Beranda Opini Mengenang Sofyan Asnawie

Mengenang Sofyan Asnawie

1915
0

SOFYAN Asnawie pernah menjadi ikon wartawan di Kaltim. Kalau ia masih hidup, sekarang usianya sudah 75 tahun.

Ia tinggal  di Balikpapan. Sosoknya dingin,  bicaranya sedikit ketus, tatapan matanya  tajam. Sampai ajal menjemput, ia tetap konsisten dan setia pada pilihan profesinya: Wartawan!

*

DULU, sampai era 80-an,  Kaltim yang dikenal lumbung minyak dan gas alam, belum ada satu pun koran harian, belum ada internet. Yang ada hanya koran lokal. Itu pun terbit  tak menentu, karena tempat mencetak yang paling memungkinkan, terbilang jauh,  hanya ada di Banjarmasin, Kalsel. Menumpang cetak di percetakan Almamater Press, percetakan harian Banjarmasin Post milik Djok Mentaya.

Kalau pun ada pilihan lain, itu harus ke Surabaya. Ada Percetakan Negara di Balikpapan, tapi tidak memadai.

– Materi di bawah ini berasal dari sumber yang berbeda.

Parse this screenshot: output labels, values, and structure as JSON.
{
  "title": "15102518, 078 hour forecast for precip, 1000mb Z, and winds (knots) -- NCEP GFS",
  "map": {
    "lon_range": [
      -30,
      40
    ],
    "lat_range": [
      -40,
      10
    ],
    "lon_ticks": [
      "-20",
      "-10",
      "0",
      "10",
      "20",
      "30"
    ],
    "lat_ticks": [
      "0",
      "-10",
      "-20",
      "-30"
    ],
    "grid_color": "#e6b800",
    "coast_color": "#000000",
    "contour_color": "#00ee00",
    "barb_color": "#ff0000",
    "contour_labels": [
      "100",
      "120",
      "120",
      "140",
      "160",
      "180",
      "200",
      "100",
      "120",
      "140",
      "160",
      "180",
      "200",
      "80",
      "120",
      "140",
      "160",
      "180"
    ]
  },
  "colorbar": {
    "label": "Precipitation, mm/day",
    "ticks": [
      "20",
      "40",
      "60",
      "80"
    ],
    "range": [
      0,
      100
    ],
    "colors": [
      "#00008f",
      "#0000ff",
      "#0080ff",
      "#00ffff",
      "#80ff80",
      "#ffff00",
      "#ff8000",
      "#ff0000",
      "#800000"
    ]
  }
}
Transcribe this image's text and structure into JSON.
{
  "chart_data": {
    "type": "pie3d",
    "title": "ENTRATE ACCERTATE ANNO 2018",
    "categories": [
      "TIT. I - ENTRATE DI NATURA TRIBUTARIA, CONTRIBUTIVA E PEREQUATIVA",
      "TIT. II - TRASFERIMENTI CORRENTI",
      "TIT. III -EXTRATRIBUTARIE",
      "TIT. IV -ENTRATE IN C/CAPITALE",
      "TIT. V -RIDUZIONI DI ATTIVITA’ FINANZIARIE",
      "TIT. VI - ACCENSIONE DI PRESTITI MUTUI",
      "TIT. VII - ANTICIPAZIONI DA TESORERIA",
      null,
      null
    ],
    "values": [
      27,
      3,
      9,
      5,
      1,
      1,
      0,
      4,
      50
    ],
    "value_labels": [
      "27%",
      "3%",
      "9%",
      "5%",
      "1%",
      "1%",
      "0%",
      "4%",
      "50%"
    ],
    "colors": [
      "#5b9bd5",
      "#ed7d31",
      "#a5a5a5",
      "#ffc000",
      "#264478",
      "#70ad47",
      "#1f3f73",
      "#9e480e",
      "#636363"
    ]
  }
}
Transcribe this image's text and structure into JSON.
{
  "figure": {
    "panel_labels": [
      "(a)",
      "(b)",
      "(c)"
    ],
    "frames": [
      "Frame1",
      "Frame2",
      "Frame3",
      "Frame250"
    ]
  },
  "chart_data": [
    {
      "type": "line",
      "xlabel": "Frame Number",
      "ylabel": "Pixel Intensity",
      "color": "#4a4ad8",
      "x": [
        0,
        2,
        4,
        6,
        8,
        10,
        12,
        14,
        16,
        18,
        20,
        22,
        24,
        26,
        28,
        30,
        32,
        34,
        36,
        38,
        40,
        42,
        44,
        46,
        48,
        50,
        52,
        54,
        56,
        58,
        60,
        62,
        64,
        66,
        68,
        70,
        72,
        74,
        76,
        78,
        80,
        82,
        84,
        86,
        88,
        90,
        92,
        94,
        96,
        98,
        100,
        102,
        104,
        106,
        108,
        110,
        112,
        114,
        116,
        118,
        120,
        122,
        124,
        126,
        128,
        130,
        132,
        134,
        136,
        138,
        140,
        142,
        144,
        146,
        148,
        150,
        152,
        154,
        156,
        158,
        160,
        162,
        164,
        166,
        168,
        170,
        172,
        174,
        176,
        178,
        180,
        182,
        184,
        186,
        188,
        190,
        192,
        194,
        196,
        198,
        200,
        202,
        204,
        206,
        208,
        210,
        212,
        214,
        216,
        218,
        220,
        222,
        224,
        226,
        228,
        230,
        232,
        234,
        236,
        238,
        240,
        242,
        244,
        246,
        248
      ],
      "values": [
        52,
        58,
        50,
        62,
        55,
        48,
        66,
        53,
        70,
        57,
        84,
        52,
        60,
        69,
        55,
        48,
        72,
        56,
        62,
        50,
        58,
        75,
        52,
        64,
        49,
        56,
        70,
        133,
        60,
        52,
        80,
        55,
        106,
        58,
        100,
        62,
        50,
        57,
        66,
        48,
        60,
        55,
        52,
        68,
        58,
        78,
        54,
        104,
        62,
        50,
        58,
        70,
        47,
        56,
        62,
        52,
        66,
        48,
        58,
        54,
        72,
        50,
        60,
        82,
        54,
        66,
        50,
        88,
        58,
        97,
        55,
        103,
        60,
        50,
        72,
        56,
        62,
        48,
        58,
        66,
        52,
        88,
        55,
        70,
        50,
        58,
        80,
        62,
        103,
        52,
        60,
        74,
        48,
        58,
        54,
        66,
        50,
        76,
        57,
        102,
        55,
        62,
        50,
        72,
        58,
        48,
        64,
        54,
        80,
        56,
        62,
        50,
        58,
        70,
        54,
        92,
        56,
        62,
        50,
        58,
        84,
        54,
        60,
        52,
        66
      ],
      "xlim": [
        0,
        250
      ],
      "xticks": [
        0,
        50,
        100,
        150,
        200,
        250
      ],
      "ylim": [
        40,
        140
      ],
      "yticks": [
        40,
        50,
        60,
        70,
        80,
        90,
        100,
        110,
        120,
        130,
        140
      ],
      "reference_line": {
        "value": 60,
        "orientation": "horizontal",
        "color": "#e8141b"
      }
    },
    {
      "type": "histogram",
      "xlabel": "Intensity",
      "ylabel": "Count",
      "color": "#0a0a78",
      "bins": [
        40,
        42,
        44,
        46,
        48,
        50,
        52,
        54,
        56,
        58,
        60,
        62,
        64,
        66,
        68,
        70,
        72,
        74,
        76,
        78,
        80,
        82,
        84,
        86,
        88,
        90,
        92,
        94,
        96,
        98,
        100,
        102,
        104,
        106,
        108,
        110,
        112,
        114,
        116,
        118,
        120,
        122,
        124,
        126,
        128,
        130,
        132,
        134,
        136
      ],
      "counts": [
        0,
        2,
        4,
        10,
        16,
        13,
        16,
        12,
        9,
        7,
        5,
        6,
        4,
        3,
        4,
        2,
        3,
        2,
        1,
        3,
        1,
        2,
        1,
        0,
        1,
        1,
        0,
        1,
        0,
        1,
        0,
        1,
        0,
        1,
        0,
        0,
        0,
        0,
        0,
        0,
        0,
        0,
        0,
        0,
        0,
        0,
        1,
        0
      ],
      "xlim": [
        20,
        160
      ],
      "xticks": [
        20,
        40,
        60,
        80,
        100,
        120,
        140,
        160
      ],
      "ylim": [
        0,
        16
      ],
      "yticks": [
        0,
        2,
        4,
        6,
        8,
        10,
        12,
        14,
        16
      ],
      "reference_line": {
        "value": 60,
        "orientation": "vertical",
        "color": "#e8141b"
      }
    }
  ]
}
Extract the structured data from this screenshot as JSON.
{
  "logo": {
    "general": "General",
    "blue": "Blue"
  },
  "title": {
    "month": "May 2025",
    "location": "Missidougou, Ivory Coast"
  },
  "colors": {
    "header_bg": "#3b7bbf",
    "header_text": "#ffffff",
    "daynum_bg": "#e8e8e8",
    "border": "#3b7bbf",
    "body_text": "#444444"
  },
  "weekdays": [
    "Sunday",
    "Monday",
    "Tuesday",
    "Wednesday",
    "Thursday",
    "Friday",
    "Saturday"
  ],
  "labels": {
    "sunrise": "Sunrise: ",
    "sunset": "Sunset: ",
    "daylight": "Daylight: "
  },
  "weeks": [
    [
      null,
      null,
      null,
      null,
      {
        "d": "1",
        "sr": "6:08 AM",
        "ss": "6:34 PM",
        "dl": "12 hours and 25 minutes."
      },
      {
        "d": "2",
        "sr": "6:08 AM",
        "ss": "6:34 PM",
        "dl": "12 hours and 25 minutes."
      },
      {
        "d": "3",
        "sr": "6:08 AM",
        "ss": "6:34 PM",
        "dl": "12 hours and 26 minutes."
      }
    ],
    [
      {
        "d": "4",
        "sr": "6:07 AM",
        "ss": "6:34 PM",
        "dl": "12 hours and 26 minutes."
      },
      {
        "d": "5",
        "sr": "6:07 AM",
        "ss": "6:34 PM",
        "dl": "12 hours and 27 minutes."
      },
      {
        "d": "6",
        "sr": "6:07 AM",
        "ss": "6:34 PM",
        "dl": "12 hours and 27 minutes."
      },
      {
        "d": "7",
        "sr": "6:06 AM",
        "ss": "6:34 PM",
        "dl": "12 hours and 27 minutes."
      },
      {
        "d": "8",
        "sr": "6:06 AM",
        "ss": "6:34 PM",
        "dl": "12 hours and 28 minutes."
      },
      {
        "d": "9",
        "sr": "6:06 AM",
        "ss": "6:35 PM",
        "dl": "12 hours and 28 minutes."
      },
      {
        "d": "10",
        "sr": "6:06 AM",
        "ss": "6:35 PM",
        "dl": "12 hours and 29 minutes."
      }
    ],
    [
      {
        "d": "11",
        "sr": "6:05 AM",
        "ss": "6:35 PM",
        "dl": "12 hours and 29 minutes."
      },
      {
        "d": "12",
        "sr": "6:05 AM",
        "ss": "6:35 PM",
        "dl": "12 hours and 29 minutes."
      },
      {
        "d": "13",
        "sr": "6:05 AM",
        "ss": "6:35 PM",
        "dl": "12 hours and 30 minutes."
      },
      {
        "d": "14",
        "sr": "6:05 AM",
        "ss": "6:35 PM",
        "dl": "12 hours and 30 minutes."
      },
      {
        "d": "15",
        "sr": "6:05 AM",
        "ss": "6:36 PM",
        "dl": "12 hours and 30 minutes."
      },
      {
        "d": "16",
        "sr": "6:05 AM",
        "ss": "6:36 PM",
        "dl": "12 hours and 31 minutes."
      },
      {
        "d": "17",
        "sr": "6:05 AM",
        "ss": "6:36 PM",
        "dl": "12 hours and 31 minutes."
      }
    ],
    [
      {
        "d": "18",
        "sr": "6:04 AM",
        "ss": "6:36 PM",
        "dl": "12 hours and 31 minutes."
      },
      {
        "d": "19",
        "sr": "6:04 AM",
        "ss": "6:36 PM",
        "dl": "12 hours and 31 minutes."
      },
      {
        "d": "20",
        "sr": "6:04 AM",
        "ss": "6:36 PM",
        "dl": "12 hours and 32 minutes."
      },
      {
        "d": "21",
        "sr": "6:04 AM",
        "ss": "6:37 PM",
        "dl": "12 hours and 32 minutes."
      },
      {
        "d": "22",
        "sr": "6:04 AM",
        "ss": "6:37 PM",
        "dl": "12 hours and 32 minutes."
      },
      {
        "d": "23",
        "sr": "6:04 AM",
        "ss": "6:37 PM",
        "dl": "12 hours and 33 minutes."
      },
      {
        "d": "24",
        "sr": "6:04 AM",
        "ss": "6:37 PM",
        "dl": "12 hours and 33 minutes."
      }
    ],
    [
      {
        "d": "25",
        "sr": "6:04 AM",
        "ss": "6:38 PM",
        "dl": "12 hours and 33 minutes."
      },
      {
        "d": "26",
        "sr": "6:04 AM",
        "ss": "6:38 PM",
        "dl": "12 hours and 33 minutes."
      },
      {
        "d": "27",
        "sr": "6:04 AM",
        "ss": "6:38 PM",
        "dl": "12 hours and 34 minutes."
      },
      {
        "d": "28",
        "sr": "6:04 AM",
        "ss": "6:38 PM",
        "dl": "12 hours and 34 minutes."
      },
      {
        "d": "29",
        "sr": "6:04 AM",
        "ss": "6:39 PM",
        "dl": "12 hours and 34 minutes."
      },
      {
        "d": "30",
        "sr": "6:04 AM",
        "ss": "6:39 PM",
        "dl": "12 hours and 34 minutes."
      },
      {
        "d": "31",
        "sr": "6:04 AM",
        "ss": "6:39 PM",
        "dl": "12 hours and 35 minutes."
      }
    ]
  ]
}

Proses terbit sebuah koran pun menjadi amat melelahkan dan perlu waktu lama.  Naskah yang dikirim,  baru  sampai di percetakan berhari-hari kemudian. Belum lagi proses setting, lay out dan cetak, lantas mengirimkan kembali ke Kaltim. Bisa berminggu-minggu. Tapi, koran itu: Sampe, Mimbar Masyarakat, Suara Kaltim, BS Jaya, Wisma Berita dan Membangun, tetap nekad bertahan.

Ada yang bahkan  lebih nekad. Itu koran Meranti, yang konsisten hingga tiarap, menggunakan mesin cetak handpress. Cara kerja mesin ini sangat manual,  harus  menyusun hurup-hurup timbul dari  timah yang amat menguras enerji.

Sofyan Asnawie  saat itu sangat menonjol. Pintu masuknya sebagai jurnalis serius, dimulai sejak ia bergabung dengan Mimbar Masyarakat, didirikan Alwy AS dan seorang tokoh lainnya, Suhaimi Zakaria.

Dari Mimbar Masyarakat, Sofyan pindah  ke koran Sampe,

Titik terpenting adalah saat ia menjadi koresponden Harian Sinar Harapan di Balikpapan.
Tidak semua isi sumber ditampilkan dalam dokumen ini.